Chinese EV subsidies will be investigated by EU over concerns they’re distorting the market with cheaper prices
- The European Commission president has announced an “anti-subsidy investigation” into Chinese EVs.
- Ursula von der Leyen said the EU’s market was being distorted by “huge state subsidies.”
- BYD’s Atto 3 became Sweden’s bestselling EV in July, per Bloomberg.
The EU is launching an “anti-subsidy investigation” into Chinese electric vehicles, Ursula von der Leyen announced Wednesday.
In her State of the Union speech, the European Commission president said the bloc’s market was being distorted because the price of Chinese EVs is “kept artificially low by huge state subsidies.”

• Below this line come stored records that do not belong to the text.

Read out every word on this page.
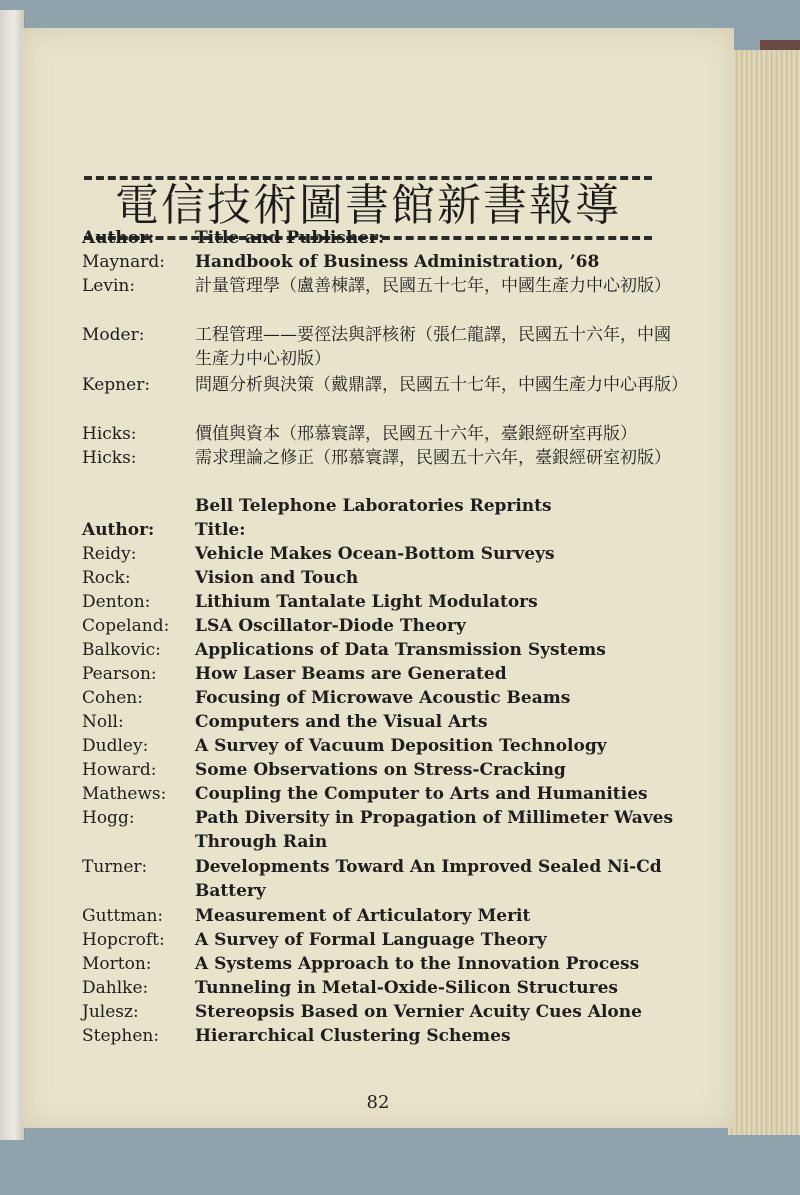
電信技術圖書館新書報導
Author:	Title and Publisher:
Maynard:	Handbook of Business Administration, ’68
Levin:	計量管理學（盧善棟譯，民國五十七年，中國生產力中心初版）
Moder:	工程管理——要徑法與評核術（張仁龍譯，民國五十六年，中國生產力中心初版）
Kepner:	問題分析與決策（戴鼎譯，民國五十七年，中國生產力中心再版）
Hicks:	價值與資本（邢慕寰譯，民國五十六年，臺銀經研室再版）
Hicks:	需求理論之修正（邢慕寰譯，民國五十六年，臺銀經研室初版）
Bell Telephone Laboratories Reprints
Author:	Title:
Reidy:	Vehicle Makes Ocean-Bottom Surveys
Rock:	Vision and Touch
Denton:	Lithium Tantalate Light Modulators
Copeland:	LSA Oscillator-Diode Theory
Balkovic:	Applications of Data Transmission Systems
Pearson:	How Laser Beams are Generated
Cohen:	Focusing of Microwave Acoustic Beams
Noll:	Computers and the Visual Arts
Dudley:	A Survey of Vacuum Deposition Technology
Howard:	Some Observations on Stress-Cracking
Mathews:	Coupling the Computer to Arts and Humanities
Hogg:	Path Diversity in Propagation of Millimeter Waves Through Rain
Turner:	Developments Toward An Improved Sealed Ni-Cd Battery
Guttman:	Measurement of Articulatory Merit
Hopcroft:	A Survey of Formal Language Theory
Morton:	A Systems Approach to the Innovation Process
Dahlke:	Tunneling in Metal-Oxide-Silicon Structures
Julesz:	Stereopsis Based on Vernier Acuity Cues Alone
Stephen:	Hierarchical Clustering Schemes
82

“And as we do not accept this from the inside, we do not accept this from the outside,” Von der Leyen added.
The investigation could mean the EU would impose tariffs to make the vehicles more expensive in the bloc — aiming to negate the Chinese government’s financial support of its country’s EV companies.
Reuters reported that China’s car exports increased 31% in August, following a 63% surge in July. The news agency also reported that 8% of new EVs sold in Europe this year were from Chinese brands, up from 4% in 2021.
Chinese EV makers haven’t yet brought their cars to the US, but they have become increasingly popular on the other side of the Atlantic.
For example, BYD’s Atto 3 became Sweden’s bestselling EV in July, Bloomberg reported. That came after BYD dethroned Volkswagen to become the top-selling car manufacturer at home in China. It’s also the world’s second-biggest maker of EVs after Tesla, The Guardian reported.
The Atto 3 retails for around $48,000 in Germany. Forbes reported that price was more than $10,000 cheaper than competitors with similar performance.
“Europe is open for competition. Not for a race to the bottom,” Von der Leyen said. “We must defend ourselves against unfair practices.”